Está siendo bueno, porque aquí te dejan trabajar muy bien. Dentro de nuestras limitaciones estamos muy bien a nivel de profesionales y medios. El problema que hemos tenido es que en pretemporada hemos tenido muchas lesiones, fallecimientos de familiares directos y diversos incidentes... Estamos bien a nivel anímico, de grupo, de día a día, pero malo porque no hemos podido trabajar cómo nos hubiera gustado para llegar al inicio de temporada.
¿Qué objetivos tiene el club este año?
Los de siempre, no pueden ser otros. Casi siempre La Seu es un trampolín para gente jóven, para sacar jugadoras que puedan revalorizarse. A nivel grupal sería conseguir la salvación cuanto antes porque somos un equipo muy pequeño, con limitaciones presupuestarias frente al resto de la Liga. Conseguir que La Seu siga manteniendo un equipo en Liga femenina es el mayor reto que tenemos. Evidentemente nos gustaría hacer más cosas, pero nunca cómo objetivo porque nos podría llevar a una frustración o a cierta desilusión.
Cuando hablo de Cadí, siempre lo asemejo a la Galia de Asterix y Obelix, por su poder de resistencia siendo una aldea muy pequeña ¿Cuál es el secreto para que lleve 19 temporadas consecutivas en Liga Femenina?

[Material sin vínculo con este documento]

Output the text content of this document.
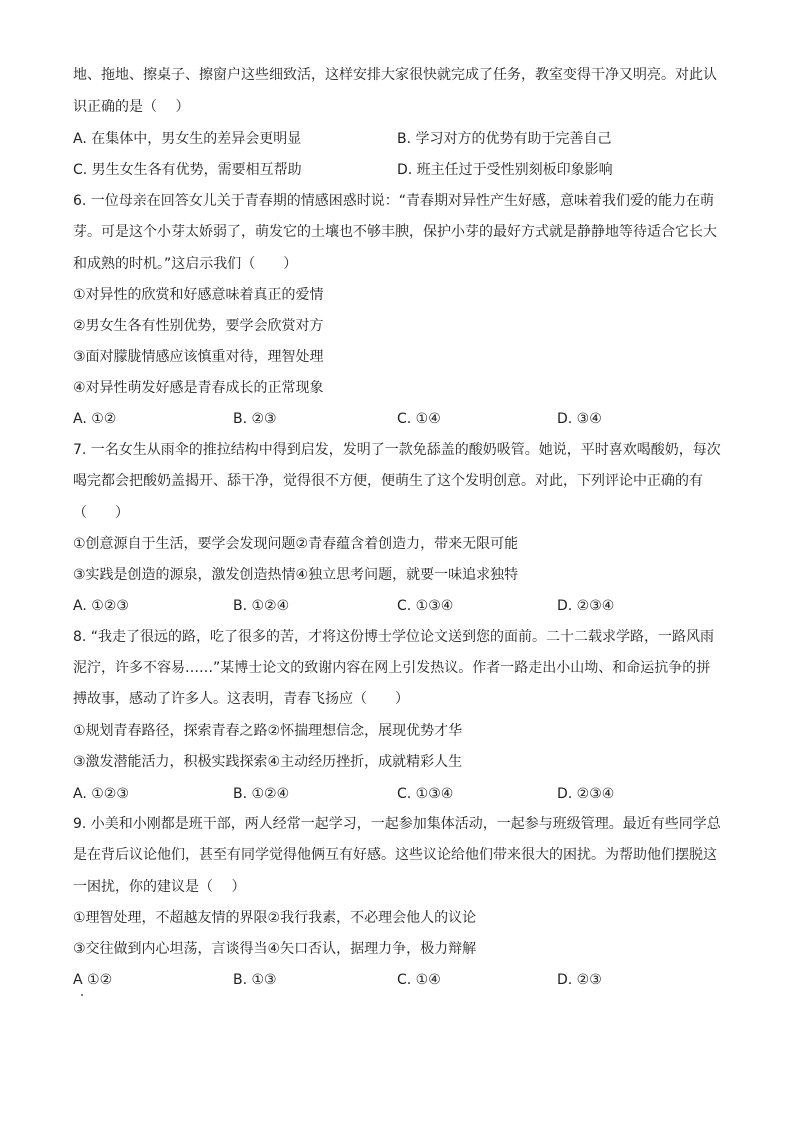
地、拖地、擦桌子、擦窗户这些细致活，这样安排大家很快就完成了任务，教室变得干净又明亮。对此认
识正确的是（　 ）
A. 在集体中，男女生的差异会更明显	B. 学习对方的优势有助于完善自己
C. 男生女生各有优势，需要相互帮助	D. 班主任过于受性别刻板印象影响
6. 一位母亲在回答女儿关于青春期的情感困惑时说：“青春期对异性产生好感，意味着我们爱的能力在萌
芽。可是这个小芽太娇弱了，萌发它的土壤也不够丰腴，保护小芽的最好方式就是静静地等待适合它长大
和成熟的时机。”这启示我们（　　）
①对异性的欣赏和好感意味着真正的爱情
②男女生各有性别优势，要学会欣赏对方
③面对朦胧情感应该慎重对待，理智处理
④对异性萌发好感是青春成长的正常现象
A. ①②	B. ②③	C. ①④	D. ③④
7. 一名女生从雨伞的推拉结构中得到启发，发明了一款免舔盖的酸奶吸管。她说，平时喜欢喝酸奶，每次
喝完都会把酸奶盖揭开、舔干净，觉得很不方便，便萌生了这个发明创意。对此，下列评论中正确的有
（　　）
①创意源自于生活，要学会发现问题②青春蕴含着创造力，带来无限可能
③实践是创造的源泉，激发创造热情④独立思考问题，就要一味追求独特
A. ①②③	B. ①②④	C. ①③④	D. ②③④
8. “我走了很远的路，吃了很多的苦，才将这份博士学位论文送到您的面前。二十二载求学路，一路风雨
泥泞，许多不容易……”某博士论文的致谢内容在网上引发热议。作者一路走出小山坳、和命运抗争的拼
搏故事，感动了许多人。这表明，青春飞扬应（　　）
①规划青春路径，探索青春之路②怀揣理想信念，展现优势才华
③激发潜能活力，积极实践探索④主动经历挫折，成就精彩人生
A. ①②③	B. ①②④	C. ①③④	D. ②③④
9. 小美和小刚都是班干部，两人经常一起学习，一起参加集体活动，一起参与班级管理。最近有些同学总
是在背后议论他们，甚至有同学觉得他俩互有好感。这些议论给他们带来很大的困扰。为帮助他们摆脱这
一困扰，你的建议是（　 ）
①理智处理，不超越友情的界限②我行我素，不必理会他人的议论
③交往做到内心坦荡，言谈得当④矢口否认，据理力争，极力辩解
A ①②	B. ①③	C. ①④	D. ②③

Yo te diría que el secreto es la calma, la paciencia, el saber manejarse en el mercado jóven nacional y europeo. También la jugadora que viene a la Seu tiene poco con que despistarse y su foco se centra en el baloncesto. A los entrenadores les dan mucha confianza. En los peores momentos de la pasada temporada estuvieron tranquilos, transmitiendo mucha calma. Me ofrecieron renovar cuando peor iban las cosas. Te sentías respaldado por los de arriba. Ellos tienen muy claro que la estructura del staff es muy importante para estar bien. No escatiman en ello: fisios, ayuda psicológica, nutricionista…
Mantienes una base nacional del curso pasado: Ainhoa, Regina, Laia, Ana… Eso debe ser muy bueno para tí.
Efectivamente. Cuando la temporada pasada obtuvimos la permanencia, el objetivo era renovar a las siete nacionales. Se nos escapó Júlia Soler, pero las otras seis sí renovaron. Tener un núcleo nacional es muy importante.
Hay dos refuerzos de dos jugadoras que pueden ser desconocidas para los que sigan la Liga Femenina ¿qué nos puedes decir de Shaylee Gonzales y de Freja Wertz?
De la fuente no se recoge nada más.